Stable Haptic Teleoperation of UAVs via Small $L_2$ Gain and Control Barrier Functions

TL;DR

This paper introduces a stable haptic teleoperation method for UAVs that ensures system stability using a small $L_2$ gain constraint and control barrier functions, improving safety and stability in human-robot interaction.

Contribution

It proposes a novel stability constraint based on $L_2$ gain for haptic feedback in UAV teleoperation, with a closed-form solution for practical implementation.

Findings

The method maintains system stability during UAV teleoperation.

Experimental simulation demonstrates effective obstacle avoidance.

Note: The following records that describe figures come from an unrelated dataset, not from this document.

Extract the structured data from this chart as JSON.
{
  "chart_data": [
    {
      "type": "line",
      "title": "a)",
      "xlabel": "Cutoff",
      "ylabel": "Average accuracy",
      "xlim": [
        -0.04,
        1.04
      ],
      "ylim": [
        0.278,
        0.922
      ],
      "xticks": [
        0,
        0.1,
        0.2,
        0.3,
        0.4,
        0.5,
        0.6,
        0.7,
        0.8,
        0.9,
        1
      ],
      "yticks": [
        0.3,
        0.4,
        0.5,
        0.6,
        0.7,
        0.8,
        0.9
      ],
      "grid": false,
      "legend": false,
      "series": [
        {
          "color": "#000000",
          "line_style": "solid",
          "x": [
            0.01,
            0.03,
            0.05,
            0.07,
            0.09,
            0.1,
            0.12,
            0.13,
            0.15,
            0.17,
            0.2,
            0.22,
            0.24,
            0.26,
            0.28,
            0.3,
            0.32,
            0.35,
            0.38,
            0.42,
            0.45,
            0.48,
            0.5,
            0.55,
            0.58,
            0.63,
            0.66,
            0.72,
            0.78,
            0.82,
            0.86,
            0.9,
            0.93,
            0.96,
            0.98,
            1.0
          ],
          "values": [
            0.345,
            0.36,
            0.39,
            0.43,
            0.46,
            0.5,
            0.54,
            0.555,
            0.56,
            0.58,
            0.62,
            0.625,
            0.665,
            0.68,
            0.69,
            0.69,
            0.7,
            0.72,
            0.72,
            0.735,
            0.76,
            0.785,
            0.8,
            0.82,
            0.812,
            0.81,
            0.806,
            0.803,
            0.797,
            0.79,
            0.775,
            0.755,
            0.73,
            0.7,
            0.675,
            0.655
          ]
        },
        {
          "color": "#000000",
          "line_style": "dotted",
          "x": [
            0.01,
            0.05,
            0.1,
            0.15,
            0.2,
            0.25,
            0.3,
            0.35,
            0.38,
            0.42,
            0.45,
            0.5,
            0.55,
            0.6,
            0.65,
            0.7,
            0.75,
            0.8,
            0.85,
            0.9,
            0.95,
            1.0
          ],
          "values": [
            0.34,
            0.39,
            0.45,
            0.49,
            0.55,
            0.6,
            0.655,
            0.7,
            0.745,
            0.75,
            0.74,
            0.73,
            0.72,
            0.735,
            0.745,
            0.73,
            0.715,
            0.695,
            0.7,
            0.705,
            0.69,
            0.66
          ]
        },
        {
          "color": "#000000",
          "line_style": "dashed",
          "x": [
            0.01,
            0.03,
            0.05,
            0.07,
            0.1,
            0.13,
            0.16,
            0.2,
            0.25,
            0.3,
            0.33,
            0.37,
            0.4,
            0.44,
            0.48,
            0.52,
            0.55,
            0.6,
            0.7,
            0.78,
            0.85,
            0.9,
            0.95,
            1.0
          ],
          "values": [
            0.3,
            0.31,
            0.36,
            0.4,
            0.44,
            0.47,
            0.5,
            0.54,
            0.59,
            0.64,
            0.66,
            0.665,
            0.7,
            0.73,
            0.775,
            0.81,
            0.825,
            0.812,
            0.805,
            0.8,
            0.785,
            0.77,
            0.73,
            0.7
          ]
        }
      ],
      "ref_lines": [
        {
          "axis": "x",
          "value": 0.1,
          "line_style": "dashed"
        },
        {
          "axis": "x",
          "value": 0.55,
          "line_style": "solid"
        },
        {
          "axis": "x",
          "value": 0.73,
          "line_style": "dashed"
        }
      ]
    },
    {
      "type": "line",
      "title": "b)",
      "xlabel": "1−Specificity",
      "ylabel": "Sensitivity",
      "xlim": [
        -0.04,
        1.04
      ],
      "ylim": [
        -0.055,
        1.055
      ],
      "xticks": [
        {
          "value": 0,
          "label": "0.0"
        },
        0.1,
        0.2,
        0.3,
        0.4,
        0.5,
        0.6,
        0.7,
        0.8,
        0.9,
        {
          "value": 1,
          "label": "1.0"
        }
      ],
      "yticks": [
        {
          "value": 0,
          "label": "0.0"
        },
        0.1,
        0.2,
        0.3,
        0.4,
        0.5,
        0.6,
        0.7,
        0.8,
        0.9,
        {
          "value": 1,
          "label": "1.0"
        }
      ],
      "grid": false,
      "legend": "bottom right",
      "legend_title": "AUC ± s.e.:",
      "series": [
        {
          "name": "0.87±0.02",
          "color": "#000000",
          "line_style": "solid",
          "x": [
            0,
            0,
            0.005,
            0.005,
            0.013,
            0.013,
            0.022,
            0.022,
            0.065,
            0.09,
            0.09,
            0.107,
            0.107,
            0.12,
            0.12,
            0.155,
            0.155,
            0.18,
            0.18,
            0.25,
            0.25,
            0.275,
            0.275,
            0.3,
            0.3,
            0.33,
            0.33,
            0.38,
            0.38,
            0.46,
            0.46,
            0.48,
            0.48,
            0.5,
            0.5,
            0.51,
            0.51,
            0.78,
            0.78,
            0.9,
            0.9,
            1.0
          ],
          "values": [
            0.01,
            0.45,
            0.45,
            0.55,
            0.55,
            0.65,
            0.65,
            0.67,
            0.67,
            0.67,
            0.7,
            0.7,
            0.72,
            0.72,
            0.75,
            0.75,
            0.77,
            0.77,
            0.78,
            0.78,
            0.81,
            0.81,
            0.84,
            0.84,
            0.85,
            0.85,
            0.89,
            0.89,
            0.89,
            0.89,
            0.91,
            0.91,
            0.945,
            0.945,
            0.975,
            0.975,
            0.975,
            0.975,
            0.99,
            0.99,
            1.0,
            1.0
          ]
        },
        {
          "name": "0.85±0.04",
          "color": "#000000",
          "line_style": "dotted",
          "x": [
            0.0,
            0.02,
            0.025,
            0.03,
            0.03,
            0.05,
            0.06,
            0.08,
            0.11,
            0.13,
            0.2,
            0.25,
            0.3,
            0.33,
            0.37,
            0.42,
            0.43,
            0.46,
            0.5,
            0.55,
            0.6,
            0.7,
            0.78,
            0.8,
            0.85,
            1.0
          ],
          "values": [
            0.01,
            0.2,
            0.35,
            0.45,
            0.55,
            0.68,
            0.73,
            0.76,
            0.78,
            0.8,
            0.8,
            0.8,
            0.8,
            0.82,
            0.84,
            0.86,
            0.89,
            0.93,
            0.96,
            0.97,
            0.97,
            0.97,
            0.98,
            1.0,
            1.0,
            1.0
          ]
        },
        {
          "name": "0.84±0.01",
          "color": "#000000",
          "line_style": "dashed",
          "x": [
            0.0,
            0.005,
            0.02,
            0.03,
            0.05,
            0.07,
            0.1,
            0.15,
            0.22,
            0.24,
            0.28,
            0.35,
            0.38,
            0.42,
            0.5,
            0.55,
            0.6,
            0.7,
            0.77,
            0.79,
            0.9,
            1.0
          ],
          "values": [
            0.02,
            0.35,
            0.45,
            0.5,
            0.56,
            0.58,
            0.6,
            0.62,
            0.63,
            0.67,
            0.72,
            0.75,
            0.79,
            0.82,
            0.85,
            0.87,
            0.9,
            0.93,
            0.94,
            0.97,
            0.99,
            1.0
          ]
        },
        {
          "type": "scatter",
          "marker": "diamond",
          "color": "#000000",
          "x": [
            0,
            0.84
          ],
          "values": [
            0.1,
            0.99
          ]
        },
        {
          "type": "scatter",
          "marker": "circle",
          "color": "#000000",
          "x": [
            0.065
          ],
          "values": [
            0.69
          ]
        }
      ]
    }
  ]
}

The approach improves safety without sacrificing user control.

Abstract

We present a novel haptic teleoperation approach that considers not only the safety but also the stability of a teleoperation system. Specifically, we build upon previous work on haptic shared control, which uses control barrier functions (CBFs) to generate a reference haptic feedback that informs the human operator on the internal state of the system, helping them to safely navigate the robot without taking away their control authority. Crucially, in this approach the force rendered to the user is not directly reflected in the motion of the robot (which is still directly controlled by the user); however, previous work in the area neglected to consider the feedback loop through the user, possibly resulting in unstable closed trajectories. In this paper we introduce a differential constraint on the rendered force that makes the system finite-gain $L_2$ stable; the constraint results in a Quadratically Constrained Quadratic Program (QCQP), for which we provide a closed-form solution. Our constraint is related to but less restrictive than the typical passivity constraint used in previous literature. We conducted an experimental simulation in which a human operator flies a UAV near an obstacle to evaluate the proposed method.